PARIS : "De la vulgarisation économique si bien faite, je n'en trouve nulle part ailleurs": sur des plateformes vidéo comme Youtube, des vidéastes tentent d'expliquer des concepts économiques au plus grand nombre, avec pour objectif d'aider leur public à mieux comprendre les grands débats actuels.
Depuis plus de trois ans, Maxime, étudiant en première année d'informatique, suit régulièrement les vidéos de la chaîne "Heu?reka", qui est spécialisée dans la finance. "C'est accessible et en même temps, on aborde les sujets en profondeur", apprécie le jeune homme de 19 ans.
Même écho pour Arnaud, 39 ans, chargé de projet en urbanisme: "Je ne suis pas du tout issu du milieu économique, mais j'apprécie cette approche de vulgariser, notamment avec les schémas et son personnage alter ego, qui soulève les questions qu'on aimerait poser", décrit-il.
Derrière la chaîne "Heu?reka", se trouve Gilles Mitteau, un ancien trader qui a quitté la finance pour "faire quelque chose d'utile pour la société". Depuis 2015, il diffuse ses vidéos sur des mécanismes de la finance, comme les dividendes, ou un peu plus largement sur le rôle des banques dans la lutte contre le dérèglement climatique. La plupart sont visionnées environ 100.000 fois, mais certaines dépassent les 400.000 vues.
Faible culture économique
"Il y a un vrai problème de formation" pour comprendre l'économie, juge-t-il. "Et quand on est lié à l'actualité comme les médias, c'est difficile de former. Mon but n'est pas de parler de ce qui se passe en ce moment, mais de fournir des connaissances qui permettent d'interpréter l'information."
Financé par des dons réguliers de son audience (plus de 4.000 euros par mois donnés par plus de 1.000 personnes sur sa page Tipee), il réalise aussi des collaborations avec des institutions, comme l'Autorité des marchés financiers. En revanche, il se tient à l'écart de partenariats avec des applications pour boursicoter, des vendeurs de cryptomonnaies ou autres formations spécialisées. "Je veux vraiment me différencier d'eux."
Gilles Mitteau n'est pas le seul à parler d'économie avec un objectif pédagogique. D'autres chaînes le font aussi, comme Un Créatif, plus centré sur le marketing des marques, ou encore Stupid Economics, plus généraliste.
"On fait un gros travail de contextualisation, car notre audience, qui a à peu près notre âge, n'a pas forcément une culture économique large et peut se sentir rejetée sur les sites économiques traditionnels", explique le trentenaire Arnaud Gantier, le visage de la chaîne.
Ses dernières vidéos, sur les entreprises pyramidales, les placements de produits ou encore l'héritage, font régulièrement plus de 100.000 vues.

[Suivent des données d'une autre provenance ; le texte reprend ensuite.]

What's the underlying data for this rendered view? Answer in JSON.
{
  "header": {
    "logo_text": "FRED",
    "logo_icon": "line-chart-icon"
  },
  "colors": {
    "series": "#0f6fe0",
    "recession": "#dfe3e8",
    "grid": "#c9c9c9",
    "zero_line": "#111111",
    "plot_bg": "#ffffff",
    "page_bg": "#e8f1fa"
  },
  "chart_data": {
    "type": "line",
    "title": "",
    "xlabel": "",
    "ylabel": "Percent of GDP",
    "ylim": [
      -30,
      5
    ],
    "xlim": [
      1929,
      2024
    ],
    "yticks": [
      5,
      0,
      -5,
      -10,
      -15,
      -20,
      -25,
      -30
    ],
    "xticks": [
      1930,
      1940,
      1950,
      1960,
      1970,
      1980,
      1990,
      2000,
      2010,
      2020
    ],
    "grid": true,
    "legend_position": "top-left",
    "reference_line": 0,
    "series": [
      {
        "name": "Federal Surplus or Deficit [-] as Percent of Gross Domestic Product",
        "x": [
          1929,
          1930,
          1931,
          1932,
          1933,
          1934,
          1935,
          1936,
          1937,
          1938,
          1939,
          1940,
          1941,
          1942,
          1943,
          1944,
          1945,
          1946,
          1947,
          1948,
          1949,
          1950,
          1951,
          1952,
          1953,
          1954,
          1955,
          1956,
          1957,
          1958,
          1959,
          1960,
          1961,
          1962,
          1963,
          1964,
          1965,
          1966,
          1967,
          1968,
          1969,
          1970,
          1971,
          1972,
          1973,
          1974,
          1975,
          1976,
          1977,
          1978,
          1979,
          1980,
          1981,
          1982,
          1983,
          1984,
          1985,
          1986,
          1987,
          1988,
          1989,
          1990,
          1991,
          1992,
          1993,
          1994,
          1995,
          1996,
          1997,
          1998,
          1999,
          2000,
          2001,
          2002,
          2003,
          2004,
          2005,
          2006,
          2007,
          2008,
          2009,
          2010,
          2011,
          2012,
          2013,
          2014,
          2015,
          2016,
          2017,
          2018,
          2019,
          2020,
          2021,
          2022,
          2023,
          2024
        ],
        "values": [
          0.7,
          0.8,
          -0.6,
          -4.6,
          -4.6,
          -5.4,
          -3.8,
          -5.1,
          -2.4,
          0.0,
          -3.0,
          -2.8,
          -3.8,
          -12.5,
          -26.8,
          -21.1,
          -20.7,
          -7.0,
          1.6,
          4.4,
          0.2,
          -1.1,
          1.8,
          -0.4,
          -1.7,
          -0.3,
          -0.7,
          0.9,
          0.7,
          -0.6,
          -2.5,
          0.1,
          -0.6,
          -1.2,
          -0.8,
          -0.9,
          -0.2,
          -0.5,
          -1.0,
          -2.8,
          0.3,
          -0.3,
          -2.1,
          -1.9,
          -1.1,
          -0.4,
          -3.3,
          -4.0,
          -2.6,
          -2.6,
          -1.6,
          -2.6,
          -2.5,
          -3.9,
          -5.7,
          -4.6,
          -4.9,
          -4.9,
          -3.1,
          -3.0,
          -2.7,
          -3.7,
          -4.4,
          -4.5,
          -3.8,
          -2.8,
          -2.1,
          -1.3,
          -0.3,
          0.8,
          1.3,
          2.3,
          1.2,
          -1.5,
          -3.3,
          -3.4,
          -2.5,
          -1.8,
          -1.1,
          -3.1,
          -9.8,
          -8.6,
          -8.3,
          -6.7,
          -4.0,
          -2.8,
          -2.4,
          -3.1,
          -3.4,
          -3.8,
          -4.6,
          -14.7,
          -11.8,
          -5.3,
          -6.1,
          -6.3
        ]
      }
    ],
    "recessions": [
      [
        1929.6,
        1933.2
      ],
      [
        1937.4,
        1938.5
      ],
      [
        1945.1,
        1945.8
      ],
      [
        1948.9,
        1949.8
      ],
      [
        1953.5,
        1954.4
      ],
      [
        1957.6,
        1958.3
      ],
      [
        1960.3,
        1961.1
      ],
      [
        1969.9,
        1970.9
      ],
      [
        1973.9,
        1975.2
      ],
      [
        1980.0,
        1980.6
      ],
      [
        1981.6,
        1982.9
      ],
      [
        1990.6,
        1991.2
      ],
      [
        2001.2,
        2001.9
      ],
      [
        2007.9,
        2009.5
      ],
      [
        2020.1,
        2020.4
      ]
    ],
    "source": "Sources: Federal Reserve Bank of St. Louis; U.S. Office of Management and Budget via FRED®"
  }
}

Être indépendant ou «passeur»
Avec son réalisateur Valentin Levetti, il défend une "approche journalistique" et va demander à ce que la chaîne soit reconnue comme un site de presse en ligne par la Commission paritaire des publications et agences de presse.
"On refuse les partenariats et on est financé par notre audience et par une subvention, qu'on a eue du Centre national du cinéma", (CNC) explique Arnaud Gantier, ce qui lui permet depuis deux ans de se rémunérer à hauteur d'"un Smic", et autant pour son réalisateur. Pour réduire leurs coûts, tous deux ont quitté la région parisienne et se sont installés à Montpellier.
Pour les institutions, les créateurs de contenus sur Youtube constituent un canal privilégié pour toucher une audience plus jeune. Fin juin, le gouverneur de la Banque de France François Villeroy de Galhau s'est ainsi prêté à une interview de 40 minutes avec Cyrus North, un vidéaste plus orienté sur la philosophie, mais qui a fait ses études dans une grande école de commerce.
"Il y a des jeunes qui sont assez rétifs aux médias traditionnels et pas à l'aise avec le sujet, mais qui ont plein d'interrogations sur les crypto-actifs, l'environnement, la dette. On s'est dit qu'on avait besoin d'un passeur pour parler avec eux", explique Fabrice Hermel, le directeur de la communication.